To Benjamin Franklin from Joseph Chase, 1 January 1778
From Joseph Chase5
ALS: American Philosophical Society
Paris January the 1st 1778
Gentelmen
These are to Request you to give your asistance To Benjamin Clark William Folger John Locke Frances Macy John Headon Thorndrick Chase Reuben Chase John and Numbers of others Americans Now Prisoners in Different Prisons in France Dinant Mayenne in Britange &c. which I Think are as good Subjects as any America has as I know thay given Numbers of donations to asist the Americans in England Such as has got out of fourtune Prison and Else whare and done all that is in there power to get them To France. And I am Very Certain that they would be Very glad to go in the American Service as I know the greatest part of them has been obliged to go in the English Service being first Taken by and ceeped [kept] On Bord of Man of War and gard Ships for a number of months Some longer Some Shorter.6 If you will be so kind as to get them Clear of Prison you Much Oblige your Humble Servant
Joseph Chase
Honerable Comissioners of the United States of North America
Notations in different hands: M. Chases Request concerg.
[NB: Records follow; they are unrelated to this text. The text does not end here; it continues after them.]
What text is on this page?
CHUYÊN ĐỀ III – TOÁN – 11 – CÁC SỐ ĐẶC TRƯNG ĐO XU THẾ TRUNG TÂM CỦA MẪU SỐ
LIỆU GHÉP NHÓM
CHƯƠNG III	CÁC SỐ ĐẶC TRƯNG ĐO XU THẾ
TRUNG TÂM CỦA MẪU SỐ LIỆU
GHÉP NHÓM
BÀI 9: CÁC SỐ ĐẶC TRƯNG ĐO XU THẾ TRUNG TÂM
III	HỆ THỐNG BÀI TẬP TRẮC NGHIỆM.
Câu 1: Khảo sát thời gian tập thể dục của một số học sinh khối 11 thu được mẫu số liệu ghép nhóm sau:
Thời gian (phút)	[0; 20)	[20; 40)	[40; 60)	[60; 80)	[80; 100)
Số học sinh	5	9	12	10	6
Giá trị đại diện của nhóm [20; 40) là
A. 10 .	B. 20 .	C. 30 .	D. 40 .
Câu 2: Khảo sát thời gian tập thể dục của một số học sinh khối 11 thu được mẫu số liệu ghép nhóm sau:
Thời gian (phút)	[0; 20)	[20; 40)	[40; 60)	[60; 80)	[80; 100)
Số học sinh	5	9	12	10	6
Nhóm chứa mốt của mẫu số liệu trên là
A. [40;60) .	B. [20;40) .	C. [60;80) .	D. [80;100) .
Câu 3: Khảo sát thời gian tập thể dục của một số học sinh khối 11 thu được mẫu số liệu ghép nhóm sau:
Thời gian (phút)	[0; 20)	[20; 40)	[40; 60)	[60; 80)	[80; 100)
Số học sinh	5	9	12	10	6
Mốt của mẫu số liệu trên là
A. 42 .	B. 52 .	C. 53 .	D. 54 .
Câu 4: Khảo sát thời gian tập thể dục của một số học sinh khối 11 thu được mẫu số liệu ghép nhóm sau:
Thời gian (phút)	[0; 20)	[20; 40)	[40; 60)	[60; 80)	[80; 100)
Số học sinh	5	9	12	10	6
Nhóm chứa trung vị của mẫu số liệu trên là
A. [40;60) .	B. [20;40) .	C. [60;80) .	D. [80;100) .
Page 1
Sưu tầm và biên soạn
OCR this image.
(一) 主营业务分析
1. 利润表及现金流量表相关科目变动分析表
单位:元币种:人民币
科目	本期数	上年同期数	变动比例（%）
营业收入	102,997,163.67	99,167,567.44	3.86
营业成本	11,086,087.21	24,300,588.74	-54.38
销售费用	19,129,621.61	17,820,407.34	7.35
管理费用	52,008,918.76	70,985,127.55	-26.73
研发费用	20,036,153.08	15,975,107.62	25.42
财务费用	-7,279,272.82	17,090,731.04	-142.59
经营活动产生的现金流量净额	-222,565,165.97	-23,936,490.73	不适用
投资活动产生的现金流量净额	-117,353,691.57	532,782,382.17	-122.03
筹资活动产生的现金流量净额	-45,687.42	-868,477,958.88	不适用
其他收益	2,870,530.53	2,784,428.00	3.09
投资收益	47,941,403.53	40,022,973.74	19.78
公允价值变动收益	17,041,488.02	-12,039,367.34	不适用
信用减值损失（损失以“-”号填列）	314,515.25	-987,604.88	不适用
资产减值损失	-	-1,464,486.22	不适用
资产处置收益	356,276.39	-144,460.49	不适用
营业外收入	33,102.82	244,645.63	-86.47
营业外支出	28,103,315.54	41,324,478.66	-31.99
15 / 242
Americans / Mr Chases Request concerning Americans
5. Probably the Nantucket seaman of that name who later rose to command a ship: Allen, Mass. Privateers, p. 69.
6. Folger, Macy, and the two Chases sound like fellow Nantucketers. Clark was probably the former master of the Philadelphia sloop Adventure, and Reuben Chase later served as a midshipman with John Paul Jones: Naval Docs., II, 206; Morison, Jones, p. 208. These men were in French prisons, we assume, because while in British service they had been captured by American privateers.